Laurie: And they only do that by being validated. And somebody does inner soul searching and figures out. I only want to be in a small band of 20 people in a rural area off the grid, and that is my true self.

Bill: Cool.

Laurie: Where it comes in to be problematic is when it's actually harmful.

Bill: I want to acknowledge that we just have a few minutes left here.

Bill: Oh my gosh, it flew by. It flew by. Laurie, I want to give this last few minutes to you. We haven't talked a lot explicitly about choice. And I think if we were to listen to this conversation again, we'd realize that's exactly what we've been talking about the entire time. So I wonder if you can you certainly took my first challenge well, and I, and it's not a challenge.

Bill: But just a request is what is your take on so so self capital S self now emerges in the system. You and I've talked about this before that the more parts can relax and realize that there's resources in the system that they may be previously weren't aware of. Self begins to emerge and you'll often hear it said, and I've said it myself, as self emerges, so does choice.
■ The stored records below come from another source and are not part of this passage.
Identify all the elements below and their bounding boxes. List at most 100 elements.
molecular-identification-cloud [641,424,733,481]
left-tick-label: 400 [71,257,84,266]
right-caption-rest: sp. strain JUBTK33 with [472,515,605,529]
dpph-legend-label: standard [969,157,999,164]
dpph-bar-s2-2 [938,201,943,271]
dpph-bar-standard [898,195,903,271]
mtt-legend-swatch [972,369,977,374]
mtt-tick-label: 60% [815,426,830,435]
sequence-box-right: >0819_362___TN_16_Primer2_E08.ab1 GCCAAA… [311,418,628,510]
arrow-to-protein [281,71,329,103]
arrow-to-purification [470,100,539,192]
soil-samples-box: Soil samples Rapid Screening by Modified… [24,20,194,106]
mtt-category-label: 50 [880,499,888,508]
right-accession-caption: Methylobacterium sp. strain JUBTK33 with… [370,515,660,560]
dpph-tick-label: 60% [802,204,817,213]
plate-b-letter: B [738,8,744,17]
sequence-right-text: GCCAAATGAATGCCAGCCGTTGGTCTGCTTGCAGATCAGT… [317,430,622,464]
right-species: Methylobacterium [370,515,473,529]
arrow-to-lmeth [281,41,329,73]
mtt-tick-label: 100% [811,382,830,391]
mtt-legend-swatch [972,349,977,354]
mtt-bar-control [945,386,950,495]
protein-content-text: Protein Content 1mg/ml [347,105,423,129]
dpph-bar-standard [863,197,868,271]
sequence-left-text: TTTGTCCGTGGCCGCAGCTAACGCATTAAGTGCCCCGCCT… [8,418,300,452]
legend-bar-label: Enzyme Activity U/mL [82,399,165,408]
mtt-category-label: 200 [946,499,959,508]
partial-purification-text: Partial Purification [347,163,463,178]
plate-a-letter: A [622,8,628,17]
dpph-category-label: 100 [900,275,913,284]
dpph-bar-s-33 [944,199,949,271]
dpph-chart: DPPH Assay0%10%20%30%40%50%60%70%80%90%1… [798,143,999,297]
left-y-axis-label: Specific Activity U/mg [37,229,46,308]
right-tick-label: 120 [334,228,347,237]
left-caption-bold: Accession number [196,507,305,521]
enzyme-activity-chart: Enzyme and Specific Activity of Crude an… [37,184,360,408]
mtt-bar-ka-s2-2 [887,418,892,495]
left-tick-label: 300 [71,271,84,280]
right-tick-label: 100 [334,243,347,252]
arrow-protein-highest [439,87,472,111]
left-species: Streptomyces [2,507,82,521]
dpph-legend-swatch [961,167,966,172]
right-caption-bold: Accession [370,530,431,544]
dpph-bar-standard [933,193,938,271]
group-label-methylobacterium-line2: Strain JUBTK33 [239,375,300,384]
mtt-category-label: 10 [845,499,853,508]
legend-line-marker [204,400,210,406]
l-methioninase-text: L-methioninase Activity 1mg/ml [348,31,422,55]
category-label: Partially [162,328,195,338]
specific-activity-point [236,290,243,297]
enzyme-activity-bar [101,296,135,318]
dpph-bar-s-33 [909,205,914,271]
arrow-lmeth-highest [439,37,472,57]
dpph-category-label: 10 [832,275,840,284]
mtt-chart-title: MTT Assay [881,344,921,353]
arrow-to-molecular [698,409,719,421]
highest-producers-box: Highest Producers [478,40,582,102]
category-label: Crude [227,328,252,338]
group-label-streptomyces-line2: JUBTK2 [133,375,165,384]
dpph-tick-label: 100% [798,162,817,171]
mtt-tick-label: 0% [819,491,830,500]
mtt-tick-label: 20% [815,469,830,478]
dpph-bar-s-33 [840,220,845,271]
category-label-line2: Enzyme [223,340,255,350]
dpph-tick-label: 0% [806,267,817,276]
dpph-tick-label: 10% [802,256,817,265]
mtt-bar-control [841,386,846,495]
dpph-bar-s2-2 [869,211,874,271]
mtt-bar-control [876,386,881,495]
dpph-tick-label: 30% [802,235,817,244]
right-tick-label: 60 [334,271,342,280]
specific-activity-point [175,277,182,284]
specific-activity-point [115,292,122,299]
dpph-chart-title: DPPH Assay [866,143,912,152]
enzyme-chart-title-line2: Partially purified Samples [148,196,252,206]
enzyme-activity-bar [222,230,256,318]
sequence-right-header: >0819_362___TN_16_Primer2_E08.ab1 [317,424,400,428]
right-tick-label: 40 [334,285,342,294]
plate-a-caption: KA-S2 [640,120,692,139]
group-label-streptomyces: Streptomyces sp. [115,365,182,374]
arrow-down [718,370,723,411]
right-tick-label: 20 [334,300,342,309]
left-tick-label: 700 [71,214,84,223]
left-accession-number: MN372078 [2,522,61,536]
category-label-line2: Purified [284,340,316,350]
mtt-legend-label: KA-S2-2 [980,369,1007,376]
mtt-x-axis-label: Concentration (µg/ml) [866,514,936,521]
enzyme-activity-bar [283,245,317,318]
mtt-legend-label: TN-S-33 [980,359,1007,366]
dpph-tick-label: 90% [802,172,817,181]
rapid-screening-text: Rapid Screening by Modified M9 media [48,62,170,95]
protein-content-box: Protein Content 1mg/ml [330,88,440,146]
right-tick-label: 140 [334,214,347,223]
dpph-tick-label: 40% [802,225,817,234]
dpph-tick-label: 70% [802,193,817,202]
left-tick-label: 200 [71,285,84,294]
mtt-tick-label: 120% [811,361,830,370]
Bill: How do you understand that?

Laurie: I would say that true choice emerges when self emerges because parts can come in and make choices all the time. A part can make a choice to take a job or quit a job. A part can make a choice to engage in risky behavior, but that's not the choice of the entire system. That's the action of one part who happened to win the argument that day.

Laurie: MY part wants to diet or my part wants, or the other part wants a snack, right? Who wins at that moment? But a choice that. Is an authentic choice incorporates. The wishes of both sides or all sides of the equation. And so all the choices I've made all the self led choices I've made since starting IFS have been ones that way, that were all the parts in me weighed in like a, it's a committee decision.

Laurie: And there were some difficult choices where only one part wanted to go one way. But everybody else wanted to go a different way. And so the leadership of self energy, looking at all of that can make a choice for the good of the whole system. So I would, to answer, I would say that there are different types of choices.

Bill: That's a conversation that could take a full episode all by itself. Just as I listened to you say that, I both agreed and had other thoughts that might take us down some different rabbit holes. Such as, for example, the parts actually choosing, or are they just automatically unconsciously doing what they do and the most dominant part wins?

Laurie: Huh. I like that. I agree with that. It's if my body were this giant robot and a part could jump into the control panel in my brain and steer the whole thing, one part. Yeah, exactly. If one part knocks another part out and manages to take the wheels for five minutes and we do whatever we do.

Laurie: Was that a choice? Or was that A, a kind of a desperate action do something for that part to do something that it needed to do to protect the system in a way I don't fully understand yet.

Bill: You ever heard the expression? I don't know why I said that. Yes. I don't know why I said that is evidence right there.

Bill: Yeah. It's true that you really don't know why you said that. It's just because you weren't aware that a part came in, hijacked you, used your voice, said that thing, and now you're stuck with the consequences.

Laurie: Or one part is saying, I don't know why that other part said that. Yeah, that's

Bill: right. That could be too.

Bill: It's fun when we start going down these rabbit holes. Ending. Laurie, I want to thank you so much for joining us today. And I'll talk to Marty about this, but I'm guessing just my sense about this is that we'd love to have you back sometime. Oh, that'd

Laurie: be great. Let's go down another couple of rabbit holes together.